Macrophage Mannose Receptor (MMR)
Macrophage Scavenger Receptor (SR-AI & SR-AII, MARCO)
Dectin-1 (β-glucan receptor)
Toll-like Receptors (TLRs)
What is the role of scavenger receptors?
Scavenger receptors mediate uptake of modified LDL by macrophages to give foam cells
Both SR-AI and SR-AII bind a wide range of polyanionic ligands
Acetylated & oxidised LDL not native LDL
Gram negative and Gram positive bacteria
Asbestos, silica, LPS, LTA, AGE-modified proteins
What is the role of Dectin-1?
Major macrophage (Mφ) receptor for β-glucan
β-glucan is a major component of fungal pathogen cell walls
What is the role of TLR4?
TLR-4 responds to the LPS PAMP.
TLR4 signalling inside Mφ involves the proteins Myd88 and IRAK-4.
How does TLR4 detect LPS?
LPS transport in plasma is mediated by the protein LBP, LBP transfers LPS to the Mφ CD14 receptor, CD14 facilitates TLR4 recognition of LPS. This requires a small protein bound to TLR4 - (MD-2)
What does LPS treatment of Mφ stimulate secretion of?
TNF-α, IL-1, IL-6, and inflammatory mediators such as chemokines.
What does TLR5 respond to?
TLR5 responds to the flagellum protein flagellin.
What are some examples of what TLR2 can respond to?
TLR2 recognises Staph aureus peptidoglycan and lipoproteins
TLR2 recognises GPI anchors on membrane proteins of Trypanosoma cruzi
TLR2 recognises lipoarabinomannan from Mycobacterium tuberculosis
TLR2 can also recognise zymosan from yeast cell wall
What does TLR9 recognise (be specific)? How does it signal?

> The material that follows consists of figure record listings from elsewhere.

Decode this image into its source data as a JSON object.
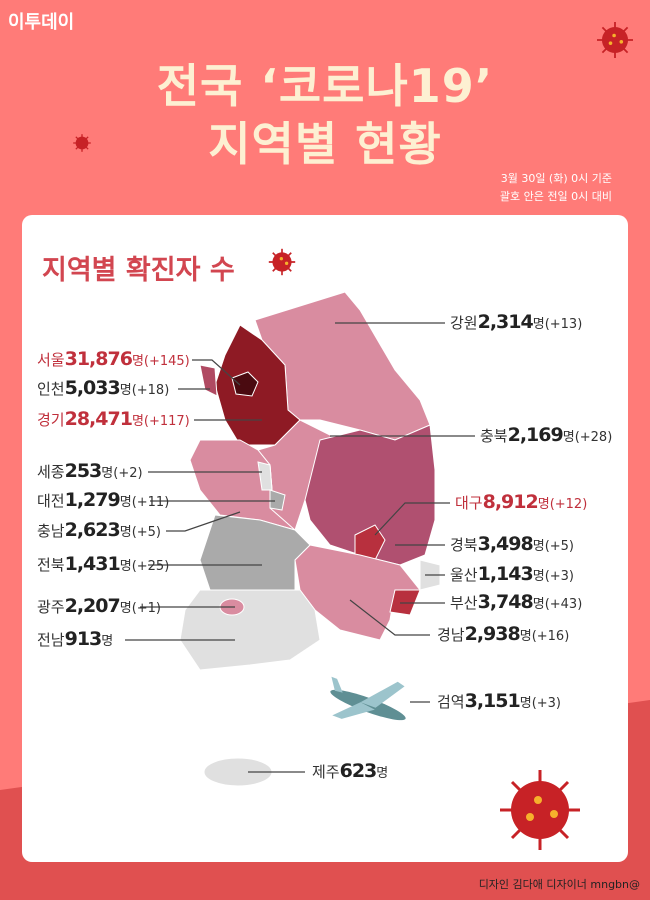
{
  "brand": "이투데이",
  "title": {
    "line1": "전국 ‘코로나19’",
    "line2": "지역별 현황"
  },
  "basis": {
    "date": "3월 30일 (화) 0시 기준",
    "note": "괄호 안은 전일 0시 대비"
  },
  "subtitle": "지역별 확진자 수",
  "unit": "명",
  "colors": {
    "background": "#ff7b78",
    "accent": "#d24650",
    "highest": "#8e1a24"
  },
  "regions": [
    {
      "name": "서울",
      "count": "31,876",
      "delta": "(+145)",
      "highlight": true
    },
    {
      "name": "인천",
      "count": "5,033",
      "delta": "(+18)"
    },
    {
      "name": "경기",
      "count": "28,471",
      "delta": "(+117)",
      "highlight": true
    },
    {
      "name": "세종",
      "count": "253",
      "delta": "(+2)"
    },
    {
      "name": "대전",
      "count": "1,279",
      "delta": "(+11)"
    },
    {
      "name": "충남",
      "count": "2,623",
      "delta": "(+5)"
    },
    {
      "name": "전북",
      "count": "1,431",
      "delta": "(+25)"
    },
    {
      "name": "광주",
      "count": "2,207",
      "delta": "(+1)"
    },
    {
      "name": "전남",
      "count": "913",
      "delta": ""
    },
    {
      "name": "강원",
      "count": "2,314",
      "delta": "(+13)"
    },
    {
      "name": "충북",
      "count": "2,169",
      "delta": "(+28)"
    },
    {
      "name": "대구",
      "count": "8,912",
      "delta": "(+12)",
      "highlight": true
    },
    {
      "name": "경북",
      "count": "3,498",
      "delta": "(+5)"
    },
    {
      "name": "울산",
      "count": "1,143",
      "delta": "(+3)"
    },
    {
      "name": "부산",
      "count": "3,748",
      "delta": "(+43)"
    },
    {
      "name": "경남",
      "count": "2,938",
      "delta": "(+16)"
    },
    {
      "name": "검역",
      "count": "3,151",
      "delta": "(+3)"
    },
    {
      "name": "제주",
      "count": "623",
      "delta": ""
    }
  ],
  "icons": [
    "virus-icon",
    "airplane-icon"
  ],
  "credit": "디자인 김다애 디자이너 mngbn@"
}
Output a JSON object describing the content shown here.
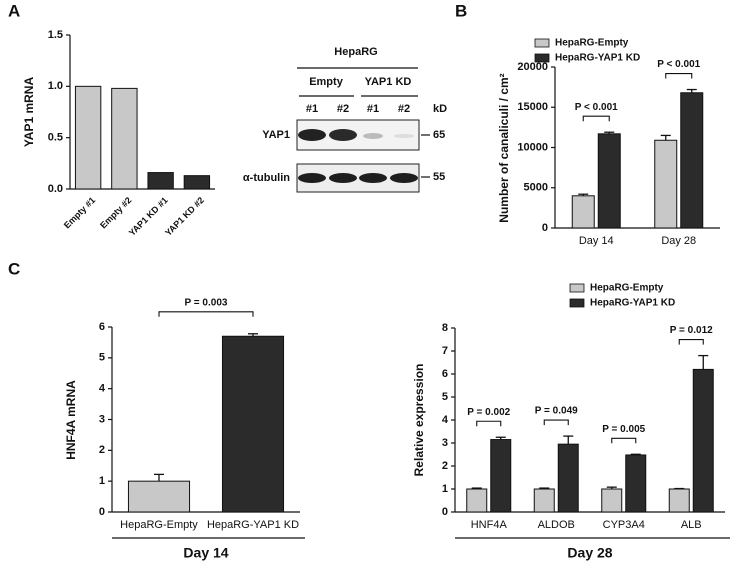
{
  "panel_labels": [
    "A",
    "B",
    "C"
  ],
  "western_blot": {
    "title": "HepaRG",
    "groups": [
      "Empty",
      "YAP1 KD"
    ],
    "lanes": [
      "#1",
      "#2",
      "#1",
      "#2"
    ],
    "unit": "kD",
    "rows": [
      {
        "label": "YAP1",
        "size": 65
      },
      {
        "label": "α-tubulin",
        "size": 55
      }
    ]
  },
  "chart_data": [
    {
      "type": "bar",
      "ylabel": "YAP1 mRNA",
      "categories": [
        "Empty #1",
        "Empty #2",
        "YAP1 KD #1",
        "YAP1 KD #2"
      ],
      "values": [
        1.0,
        0.98,
        0.16,
        0.13
      ],
      "colors": [
        "#c8c8c8",
        "#c8c8c8",
        "#2b2b2b",
        "#2b2b2b"
      ],
      "ylim": [
        0,
        1.5
      ],
      "yticks": [
        {
          "value": 0,
          "label": "0.0"
        },
        0.5,
        {
          "value": 1,
          "label": "1.0"
        },
        1.5
      ]
    },
    {
      "type": "grouped_bar",
      "ylabel": "Number of canaliculi / cm²",
      "categories": [
        "Day 14",
        "Day 28"
      ],
      "series": [
        {
          "name": "HepaRG-Empty",
          "color": "#c8c8c8",
          "values": [
            4000,
            10900
          ],
          "errors": [
            200,
            600
          ]
        },
        {
          "name": "HepaRG-YAP1 KD",
          "color": "#2b2b2b",
          "values": [
            11700,
            16800
          ],
          "errors": [
            200,
            400
          ]
        }
      ],
      "annotations": [
        "P < 0.001",
        "P < 0.001"
      ],
      "ylim": [
        0,
        20000
      ],
      "yticks": [
        0,
        5000,
        10000,
        15000,
        20000
      ],
      "legend": "top"
    },
    {
      "type": "bar",
      "ylabel": "HNF4A mRNA",
      "xlabel": "Day 14",
      "categories": [
        "HepaRG-Empty",
        "HepaRG-YAP1 KD"
      ],
      "values": [
        1.0,
        5.7
      ],
      "errors": [
        0.22,
        0.08
      ],
      "colors": [
        "#c8c8c8",
        "#2b2b2b"
      ],
      "annotations": [
        "P = 0.003"
      ],
      "ylim": [
        0,
        6
      ],
      "yticks": [
        0,
        1,
        2,
        3,
        4,
        5,
        6
      ]
    },
    {
      "type": "grouped_bar",
      "ylabel": "Relative expression",
      "xlabel": "Day 28",
      "categories": [
        "HNF4A",
        "ALDOB",
        "CYP3A4",
        "ALB"
      ],
      "series": [
        {
          "name": "HepaRG-Empty",
          "color": "#c8c8c8",
          "values": [
            1,
            1,
            1,
            1
          ],
          "errors": [
            0.04,
            0.04,
            0.08,
            0.02
          ]
        },
        {
          "name": "HepaRG-YAP1 KD",
          "color": "#2b2b2b",
          "values": [
            3.15,
            2.95,
            2.48,
            6.2
          ],
          "errors": [
            0.1,
            0.35,
            0.03,
            0.6
          ]
        }
      ],
      "annotations": [
        "P = 0.002",
        "P = 0.049",
        "P = 0.005",
        "P = 0.012"
      ],
      "ylim": [
        0,
        8
      ],
      "yticks": [
        0,
        1,
        2,
        3,
        4,
        5,
        6,
        7,
        8
      ],
      "legend": "top"
    }
  ]
}
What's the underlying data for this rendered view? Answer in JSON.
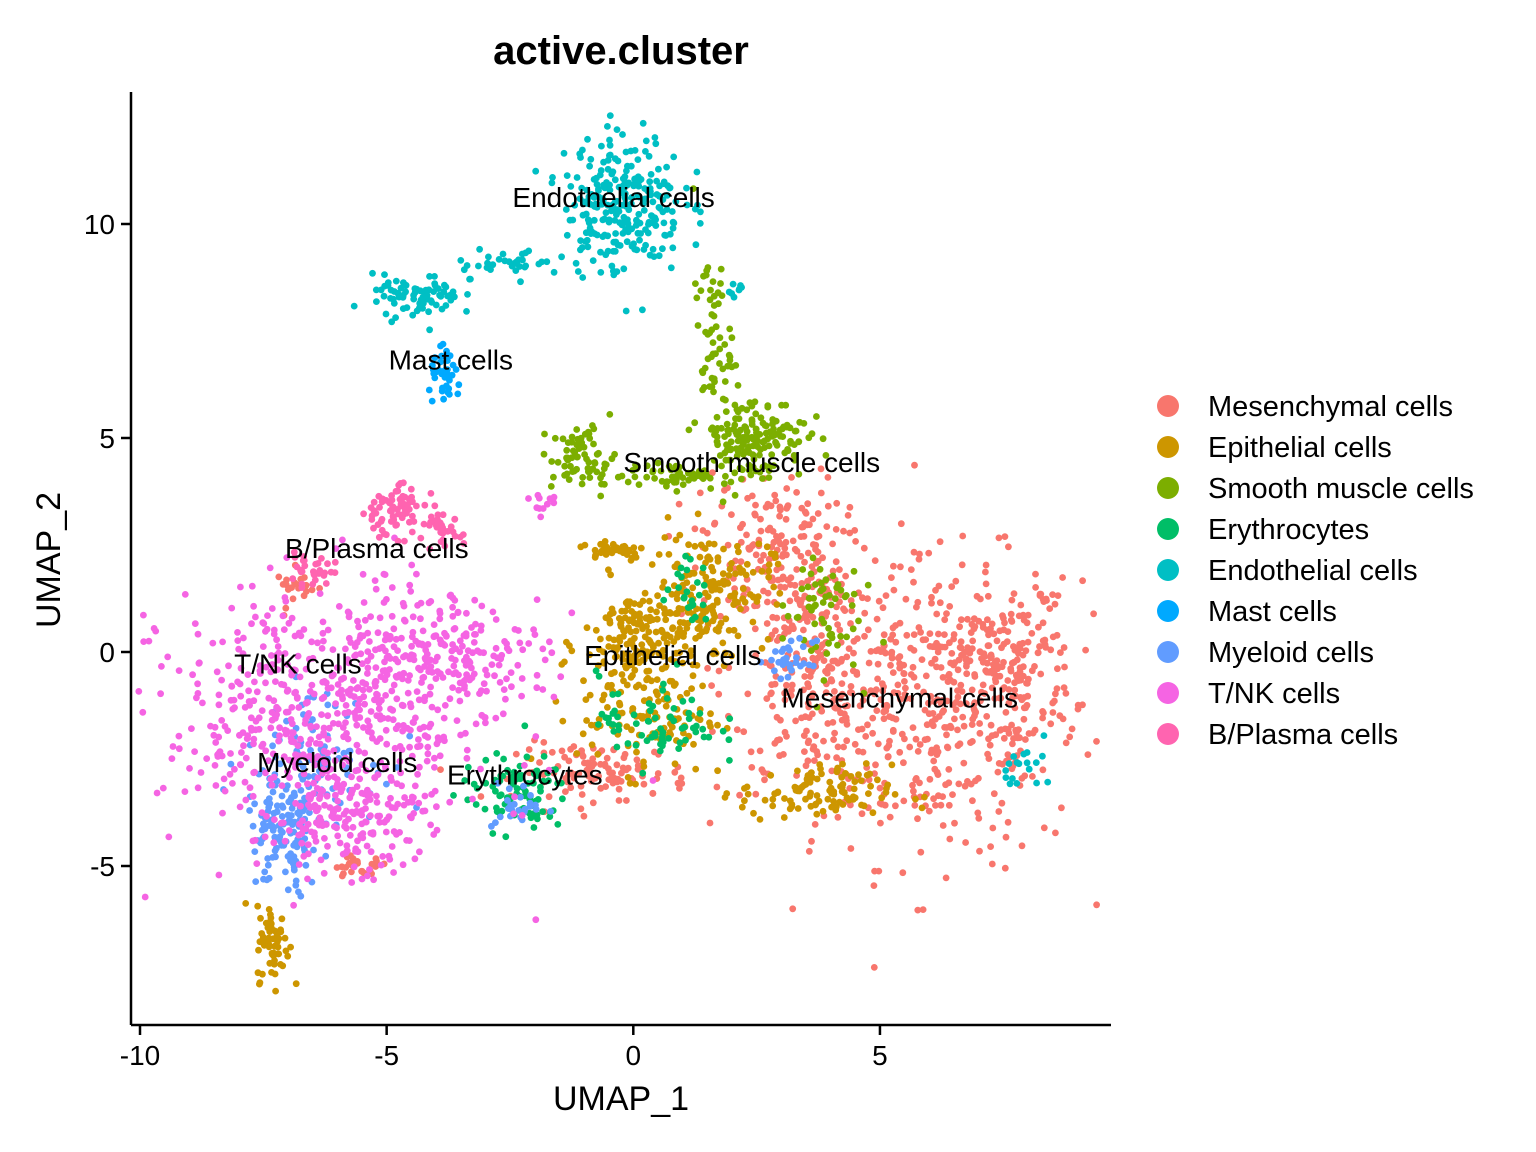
{
  "chart_data": {
    "type": "scatter",
    "title": "active.cluster",
    "xlabel": "UMAP_1",
    "ylabel": "UMAP_2",
    "xlim": [
      -10.2,
      9.5
    ],
    "ylim": [
      -8.5,
      13
    ],
    "xticks": [
      {
        "value": -10,
        "label": "-10"
      },
      {
        "value": -5,
        "label": "-5"
      },
      {
        "value": 0,
        "label": "0"
      },
      {
        "value": 5,
        "label": "5"
      }
    ],
    "yticks": [
      {
        "value": -5,
        "label": "-5"
      },
      {
        "value": 0,
        "label": "0"
      },
      {
        "value": 5,
        "label": "5"
      },
      {
        "value": 10,
        "label": "10"
      }
    ],
    "grid": false,
    "legend_position": "right",
    "series": [
      {
        "name": "Mesenchymal cells",
        "color": "#F8766D",
        "label": {
          "text": "Mesenchymal cells",
          "x": 5.4,
          "y": -1.3
        },
        "regions": [
          {
            "cx": 6.3,
            "cy": -1.4,
            "rx": 2.5,
            "ry": 3.2,
            "n": 420
          },
          {
            "cx": 3.8,
            "cy": -0.5,
            "rx": 1.8,
            "ry": 2.5,
            "n": 260
          },
          {
            "cx": 2.8,
            "cy": 2.5,
            "rx": 1.3,
            "ry": 1.6,
            "n": 170
          },
          {
            "cx": 7.6,
            "cy": -0.3,
            "rx": 1.2,
            "ry": 1.8,
            "n": 140
          },
          {
            "cx": -0.6,
            "cy": -2.8,
            "rx": 1.6,
            "ry": 0.6,
            "n": 110
          },
          {
            "cx": -5.6,
            "cy": -5.0,
            "rx": 0.6,
            "ry": 0.2,
            "n": 25
          },
          {
            "cx": -6.8,
            "cy": 1.5,
            "rx": 0.4,
            "ry": 0.4,
            "n": 20
          }
        ]
      },
      {
        "name": "Epithelial cells",
        "color": "#CD9600",
        "label": {
          "text": "Epithelial cells",
          "x": 0.8,
          "y": -0.3
        },
        "regions": [
          {
            "cx": 0.2,
            "cy": 0.2,
            "rx": 1.1,
            "ry": 1.3,
            "n": 200
          },
          {
            "cx": 1.6,
            "cy": 1.5,
            "rx": 1.1,
            "ry": 1.2,
            "n": 150
          },
          {
            "cx": 3.7,
            "cy": -3.3,
            "rx": 1.4,
            "ry": 0.6,
            "n": 110
          },
          {
            "cx": 0.3,
            "cy": -1.5,
            "rx": 1.3,
            "ry": 1.2,
            "n": 110
          },
          {
            "cx": -0.4,
            "cy": 2.4,
            "rx": 0.6,
            "ry": 0.2,
            "n": 40
          },
          {
            "cx": -7.3,
            "cy": -6.8,
            "rx": 0.3,
            "ry": 0.8,
            "n": 60
          }
        ]
      },
      {
        "name": "Smooth muscle cells",
        "color": "#7CAE00",
        "label": {
          "text": "Smooth muscle cells",
          "x": 2.4,
          "y": 4.2
        },
        "regions": [
          {
            "cx": 2.4,
            "cy": 5.0,
            "rx": 1.0,
            "ry": 0.9,
            "n": 170
          },
          {
            "cx": -1.0,
            "cy": 4.5,
            "rx": 0.6,
            "ry": 0.7,
            "n": 70
          },
          {
            "cx": 1.6,
            "cy": 7.3,
            "rx": 0.35,
            "ry": 1.8,
            "n": 60
          },
          {
            "cx": 0.8,
            "cy": 4.1,
            "rx": 0.9,
            "ry": 0.25,
            "n": 50
          },
          {
            "cx": 3.8,
            "cy": 1.0,
            "rx": 0.7,
            "ry": 1.4,
            "n": 60
          }
        ]
      },
      {
        "name": "Erythrocytes",
        "color": "#00BE67",
        "label": {
          "text": "Erythrocytes",
          "x": -2.2,
          "y": -3.1
        },
        "regions": [
          {
            "cx": -2.4,
            "cy": -3.3,
            "rx": 1.0,
            "ry": 0.8,
            "n": 90
          },
          {
            "cx": 0.5,
            "cy": -1.6,
            "rx": 1.1,
            "ry": 1.0,
            "n": 70
          },
          {
            "cx": 1.1,
            "cy": 1.4,
            "rx": 0.4,
            "ry": 0.7,
            "n": 25
          }
        ]
      },
      {
        "name": "Endothelial cells",
        "color": "#00BFC4",
        "label": {
          "text": "Endothelial cells",
          "x": -0.4,
          "y": 10.4
        },
        "regions": [
          {
            "cx": -0.2,
            "cy": 10.5,
            "rx": 1.1,
            "ry": 1.5,
            "n": 260
          },
          {
            "cx": -4.4,
            "cy": 8.3,
            "rx": 0.8,
            "ry": 0.45,
            "n": 80
          },
          {
            "cx": -2.5,
            "cy": 9.1,
            "rx": 1.1,
            "ry": 0.3,
            "n": 35
          },
          {
            "cx": 2.1,
            "cy": 8.5,
            "rx": 0.15,
            "ry": 0.15,
            "n": 8
          },
          {
            "cx": 8.1,
            "cy": -2.7,
            "rx": 0.5,
            "ry": 0.5,
            "n": 18
          }
        ]
      },
      {
        "name": "Mast cells",
        "color": "#00A9FF",
        "label": {
          "text": "Mast cells",
          "x": -3.7,
          "y": 6.6
        },
        "regions": [
          {
            "cx": -3.8,
            "cy": 6.4,
            "rx": 0.3,
            "ry": 0.55,
            "n": 40
          }
        ]
      },
      {
        "name": "Myeloid cells",
        "color": "#619CFF",
        "label": {
          "text": "Myeloid cells",
          "x": -6.0,
          "y": -2.8
        },
        "regions": [
          {
            "cx": -7.1,
            "cy": -4.3,
            "rx": 0.7,
            "ry": 1.3,
            "n": 120
          },
          {
            "cx": -6.5,
            "cy": -2.4,
            "rx": 1.2,
            "ry": 1.3,
            "n": 90
          },
          {
            "cx": 3.2,
            "cy": -0.2,
            "rx": 0.4,
            "ry": 0.4,
            "n": 30
          },
          {
            "cx": -2.3,
            "cy": -3.6,
            "rx": 0.5,
            "ry": 0.5,
            "n": 25
          }
        ]
      },
      {
        "name": "T/NK cells",
        "color": "#F564E3",
        "label": {
          "text": "T/NK cells",
          "x": -6.8,
          "y": -0.5
        },
        "regions": [
          {
            "cx": -6.2,
            "cy": -1.6,
            "rx": 3.0,
            "ry": 2.8,
            "n": 620
          },
          {
            "cx": -3.7,
            "cy": 0.0,
            "rx": 1.8,
            "ry": 1.2,
            "n": 180
          },
          {
            "cx": -5.8,
            "cy": -3.9,
            "rx": 1.3,
            "ry": 0.9,
            "n": 120
          },
          {
            "cx": -1.8,
            "cy": 3.5,
            "rx": 0.3,
            "ry": 0.3,
            "n": 12
          }
        ]
      },
      {
        "name": "B/Plasma cells",
        "color": "#FF64B0",
        "label": {
          "text": "B/Plasma cells",
          "x": -5.2,
          "y": 2.2
        },
        "regions": [
          {
            "cx": -4.9,
            "cy": 3.3,
            "rx": 0.6,
            "ry": 0.55,
            "n": 70
          },
          {
            "cx": -3.9,
            "cy": 2.8,
            "rx": 0.4,
            "ry": 0.4,
            "n": 35
          },
          {
            "cx": -6.6,
            "cy": 1.9,
            "rx": 0.5,
            "ry": 0.3,
            "n": 30
          }
        ]
      }
    ]
  }
}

Identifies presence of bacterial DNA, categorised by unmethylated CpG dinucleotides
TLR 9 lies intracellularly, once activated, it moves from the endoplasmic reticulum to the Golgi apparatus and lysosomes, where it interacts with MyD88
What is the inflammasome important for protection against?
Intracellular pathogens
How is the inflammasome activated?
TLR signalling leads to NFKB stimulations, leads to transcription of a large number of genes in response to inflammatory stimuli
These mRNA are translated into protein for pro-IL-1B and caspases.
Proteins could be secreted, but must be first cleaved by active cysteine protease (caspase)
Inactive NLRP3 inflammasome activated
What is released upon inflammasome activation?
IL-1beta, IL-18
What can activation of the inflammasome lead to?
Pyroptosis
What drives DNA synthesis, granule biogenesis and growth of neutrophils?
GM-CSF and G-CSF
What are the neutrophil stages of development?
Myeloid precursor (myeloblast) Progranulocyte Myelocyte Band neutrophil (nucleus not yet defined into lobes) Mature neutrophil
What % of WBC are PMNs?
40-70% (~50%)
Reasons for increased PMN count?
Physiological: Exercise, stress, adrenaline
Infection: Bacterial infection, some fungal and parasite
Inflammation:Burns, vasculitis, myositis, necrosis
Metabolic disease:Gout, ketoacidosis, uremia
Other: Haemorrhage, tumours, haemolysis
Reasons for decreased PMN count?
Failure of production: Bone marrow failure (aplastic anaemia)
Accelerated destruction: Immune mediated PMN destruction, splenomegaly
Idiopathic: Irridation, chemotherapy
Other: Genetic disease (Kostmann/severe congenital neutropenia)
What are the successive stages of neutrophil migration?
Margination Leukocyte rolling Activation and tight adhesion Diapedesis (extravasation) Chemotaxis
Why does neutrophil margination occur?
Vasoactive substances cause vasodilation of small venules, and rouleaux of red cells - slower blood flow allows the leukocytes to travel in the periphery of the lumen so they can interact with the vascular endothelium
Describe leukocyte rolling
Both endothelial cells and neutrophils are induced to express selectins (by inflammatory cytokines), E and P selectins on the endothelium adhere to Sialyl-Lewis X glycoprotein on the neutrophil or monocyte which then begin to roll along the endothelium.